Wednesday, June 9, 2010

School Committee - discussion only items - part 1

3. Discussion Only Items

  • Facilities MOU
  • Foreign Language
MOU - memorandum of understanding
covers the agreement for the Town providing the maintenance of the school buildings and grounds
only significant change is term of agreement, proposing to go out five years
still maintains a yearly review with an option for either side to come back and re-do the agreement

Foreign Language
exploring changes to the program
Elementary (K-5) has been cut each year since 2005
eliminate K-5 Spanish and replace with additional programs on health/wellness
students would have PE/Health twice a week
pilot programs with YMCA on food and nutritional items
i.e. addressing the bullying and increase the physical activities
data from MetroWest Foundation reports show need for more foundational work in this area
The "Let's Be Honest" programs held this year were well received

teaching kids about good decision making
start small and gradually develop a full K-5 program
Open Circle would still continue, it is a reactive program, a problem resolution system
we would be adding an instructional piece to enhance that

Yes, we are loosing something.

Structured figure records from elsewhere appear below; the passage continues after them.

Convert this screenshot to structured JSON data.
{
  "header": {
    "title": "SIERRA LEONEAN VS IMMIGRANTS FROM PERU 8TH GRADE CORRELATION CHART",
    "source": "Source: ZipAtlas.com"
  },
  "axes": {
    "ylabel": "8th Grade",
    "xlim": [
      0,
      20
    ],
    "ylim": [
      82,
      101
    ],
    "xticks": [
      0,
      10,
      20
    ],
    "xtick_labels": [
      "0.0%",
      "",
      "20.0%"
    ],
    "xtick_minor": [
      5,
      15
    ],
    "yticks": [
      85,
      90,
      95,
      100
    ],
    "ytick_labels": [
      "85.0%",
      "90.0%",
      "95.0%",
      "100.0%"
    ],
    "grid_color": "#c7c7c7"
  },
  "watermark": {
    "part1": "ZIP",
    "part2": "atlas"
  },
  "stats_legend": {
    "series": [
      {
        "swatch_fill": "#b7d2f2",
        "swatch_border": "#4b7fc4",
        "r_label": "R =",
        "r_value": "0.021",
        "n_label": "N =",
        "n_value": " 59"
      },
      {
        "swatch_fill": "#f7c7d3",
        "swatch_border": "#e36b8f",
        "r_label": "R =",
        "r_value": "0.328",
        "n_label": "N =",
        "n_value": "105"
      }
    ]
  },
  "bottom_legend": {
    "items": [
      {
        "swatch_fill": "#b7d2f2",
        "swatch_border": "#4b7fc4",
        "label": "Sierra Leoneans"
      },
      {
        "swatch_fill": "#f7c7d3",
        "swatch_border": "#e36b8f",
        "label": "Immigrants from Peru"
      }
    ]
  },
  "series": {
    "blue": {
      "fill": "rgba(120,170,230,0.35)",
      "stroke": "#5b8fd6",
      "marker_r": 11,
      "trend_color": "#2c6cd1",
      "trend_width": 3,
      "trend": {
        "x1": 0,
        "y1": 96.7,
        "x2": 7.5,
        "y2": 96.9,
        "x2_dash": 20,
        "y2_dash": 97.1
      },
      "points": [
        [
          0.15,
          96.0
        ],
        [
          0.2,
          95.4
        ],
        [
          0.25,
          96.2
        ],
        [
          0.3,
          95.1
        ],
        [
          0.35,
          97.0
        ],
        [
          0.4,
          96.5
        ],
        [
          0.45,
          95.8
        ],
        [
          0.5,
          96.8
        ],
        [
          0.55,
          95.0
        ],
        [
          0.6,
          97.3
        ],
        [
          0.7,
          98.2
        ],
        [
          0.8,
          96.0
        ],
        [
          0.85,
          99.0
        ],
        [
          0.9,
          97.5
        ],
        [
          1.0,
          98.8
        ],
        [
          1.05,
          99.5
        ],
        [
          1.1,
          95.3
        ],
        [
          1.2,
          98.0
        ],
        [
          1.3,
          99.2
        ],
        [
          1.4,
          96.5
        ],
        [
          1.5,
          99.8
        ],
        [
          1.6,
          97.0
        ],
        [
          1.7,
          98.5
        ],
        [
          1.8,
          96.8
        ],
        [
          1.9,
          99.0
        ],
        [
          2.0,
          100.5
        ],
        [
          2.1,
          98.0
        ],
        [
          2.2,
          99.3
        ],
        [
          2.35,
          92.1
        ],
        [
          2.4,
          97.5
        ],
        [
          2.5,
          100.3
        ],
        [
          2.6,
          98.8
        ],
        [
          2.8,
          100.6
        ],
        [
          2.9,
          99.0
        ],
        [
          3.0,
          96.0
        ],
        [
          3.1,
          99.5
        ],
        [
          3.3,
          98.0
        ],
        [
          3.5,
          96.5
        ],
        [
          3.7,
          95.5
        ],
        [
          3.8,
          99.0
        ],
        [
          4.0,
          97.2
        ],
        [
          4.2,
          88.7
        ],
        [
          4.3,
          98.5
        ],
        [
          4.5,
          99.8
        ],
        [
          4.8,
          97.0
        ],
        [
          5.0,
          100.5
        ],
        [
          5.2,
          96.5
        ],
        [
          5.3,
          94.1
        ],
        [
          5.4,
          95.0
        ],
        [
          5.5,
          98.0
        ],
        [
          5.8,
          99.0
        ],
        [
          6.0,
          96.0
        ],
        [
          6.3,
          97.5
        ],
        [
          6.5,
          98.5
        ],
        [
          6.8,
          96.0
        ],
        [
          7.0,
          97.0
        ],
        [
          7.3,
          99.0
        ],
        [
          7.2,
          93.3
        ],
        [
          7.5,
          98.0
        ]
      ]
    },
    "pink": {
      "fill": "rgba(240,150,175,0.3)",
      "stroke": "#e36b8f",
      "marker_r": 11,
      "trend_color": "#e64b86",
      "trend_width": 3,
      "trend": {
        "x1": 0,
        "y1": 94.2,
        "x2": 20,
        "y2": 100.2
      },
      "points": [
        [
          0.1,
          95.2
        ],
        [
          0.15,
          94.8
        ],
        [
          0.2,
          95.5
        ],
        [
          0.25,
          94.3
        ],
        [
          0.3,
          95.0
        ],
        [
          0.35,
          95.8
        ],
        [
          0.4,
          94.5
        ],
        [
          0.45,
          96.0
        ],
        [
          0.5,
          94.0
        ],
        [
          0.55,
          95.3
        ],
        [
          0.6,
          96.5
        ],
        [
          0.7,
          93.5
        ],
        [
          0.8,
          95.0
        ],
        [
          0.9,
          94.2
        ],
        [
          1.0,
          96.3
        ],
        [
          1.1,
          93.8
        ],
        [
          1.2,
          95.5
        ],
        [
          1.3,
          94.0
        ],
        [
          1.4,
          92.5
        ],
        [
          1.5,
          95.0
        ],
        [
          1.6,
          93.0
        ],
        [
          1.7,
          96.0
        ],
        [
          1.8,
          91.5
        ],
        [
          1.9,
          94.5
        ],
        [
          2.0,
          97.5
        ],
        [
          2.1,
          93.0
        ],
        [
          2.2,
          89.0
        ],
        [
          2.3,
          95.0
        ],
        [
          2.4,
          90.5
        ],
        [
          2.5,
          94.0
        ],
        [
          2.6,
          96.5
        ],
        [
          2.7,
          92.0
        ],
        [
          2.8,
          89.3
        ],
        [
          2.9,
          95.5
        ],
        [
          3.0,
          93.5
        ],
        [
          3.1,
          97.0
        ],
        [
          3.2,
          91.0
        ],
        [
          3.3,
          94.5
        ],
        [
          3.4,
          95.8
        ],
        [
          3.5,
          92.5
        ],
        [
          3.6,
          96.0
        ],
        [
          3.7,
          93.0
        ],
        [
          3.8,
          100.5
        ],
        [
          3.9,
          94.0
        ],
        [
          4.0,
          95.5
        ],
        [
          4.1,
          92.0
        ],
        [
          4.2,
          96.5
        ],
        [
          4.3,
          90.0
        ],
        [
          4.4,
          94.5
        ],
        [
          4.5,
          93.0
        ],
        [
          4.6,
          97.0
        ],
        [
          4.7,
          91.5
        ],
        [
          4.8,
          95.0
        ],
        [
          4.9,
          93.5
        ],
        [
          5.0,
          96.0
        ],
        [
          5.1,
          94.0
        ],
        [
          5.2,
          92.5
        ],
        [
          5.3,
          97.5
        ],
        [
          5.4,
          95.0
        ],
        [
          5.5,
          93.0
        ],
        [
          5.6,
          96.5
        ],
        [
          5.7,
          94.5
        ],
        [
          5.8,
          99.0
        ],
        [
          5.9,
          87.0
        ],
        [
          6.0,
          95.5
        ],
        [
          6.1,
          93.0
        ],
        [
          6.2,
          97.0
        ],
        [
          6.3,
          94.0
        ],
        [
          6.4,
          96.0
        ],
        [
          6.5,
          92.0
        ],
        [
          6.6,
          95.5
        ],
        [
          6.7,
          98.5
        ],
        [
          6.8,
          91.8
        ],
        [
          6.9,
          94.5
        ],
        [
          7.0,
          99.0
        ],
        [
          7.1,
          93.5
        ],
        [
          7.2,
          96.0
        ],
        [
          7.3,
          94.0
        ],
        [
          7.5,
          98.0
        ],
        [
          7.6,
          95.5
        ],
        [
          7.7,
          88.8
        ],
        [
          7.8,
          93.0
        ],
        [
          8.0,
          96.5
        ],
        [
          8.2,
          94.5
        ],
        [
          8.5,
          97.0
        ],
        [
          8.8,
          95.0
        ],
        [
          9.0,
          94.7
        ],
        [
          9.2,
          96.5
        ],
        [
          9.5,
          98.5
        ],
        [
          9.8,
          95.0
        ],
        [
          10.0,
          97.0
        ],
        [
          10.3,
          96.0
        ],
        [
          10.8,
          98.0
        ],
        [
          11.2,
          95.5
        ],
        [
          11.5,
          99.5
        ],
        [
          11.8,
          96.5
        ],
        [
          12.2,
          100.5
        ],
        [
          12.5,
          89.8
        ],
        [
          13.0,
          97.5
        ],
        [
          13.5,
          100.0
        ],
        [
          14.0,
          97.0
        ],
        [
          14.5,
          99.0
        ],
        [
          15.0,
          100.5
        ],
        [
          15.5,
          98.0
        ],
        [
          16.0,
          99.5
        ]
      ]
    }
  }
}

What we are putting back is not what we had sometime ago
It saddens us to make these choices

The Kennedy students who came earlier and showed what they were doing with food, that is a result from the grant work with the Y

We used to say "we are really proud of the Spanish program", now it is all gone

I didn't feel it was responsible for us to take data without providing some guidance to the students on the choices they can make

Middle School foreign language
proposing to eliminate Latin as a foreign language
we have struggled to find certified and qualified teachers in this area
we have had 8 teachers in 4 years, we have looked at different areas to bring the best qualified teachers
maybe this is the time to focus on the high school Latin program and just have Spanish at the middle schools
we tried to work it with one Latin teacher across the Middle schools and the schedule just doesn't work
of the nine applications we found, only three we would bring in for interviews
elementary Spanish teachers would transfer into other positions in the elementary schools

This is a slippery slope that we have been going down with the foreign language programs
The top 10 percent of students were the ones qualifying for the Level 2
It was not a great situation for anyone involved

Maybe an after school or summer school but trying to do it piecemeal wouldn't get real gains from it

I think we need a meeting on the foreign language program as there are pieces flying away
Maybe the meeting wouldn't help us, it is a big change and deserves more attention

We had dropped French to put Latin because it helped in other areas
There is difficulty in finding qualified and certified Latin teachers especially in the middle school area
We would still prefer to have Latin but we can find the right folks to provide the service

230 Latin students in 6th and 7th grade would go into next year as a first year in Spanish?
How to handle them remains to be detailed.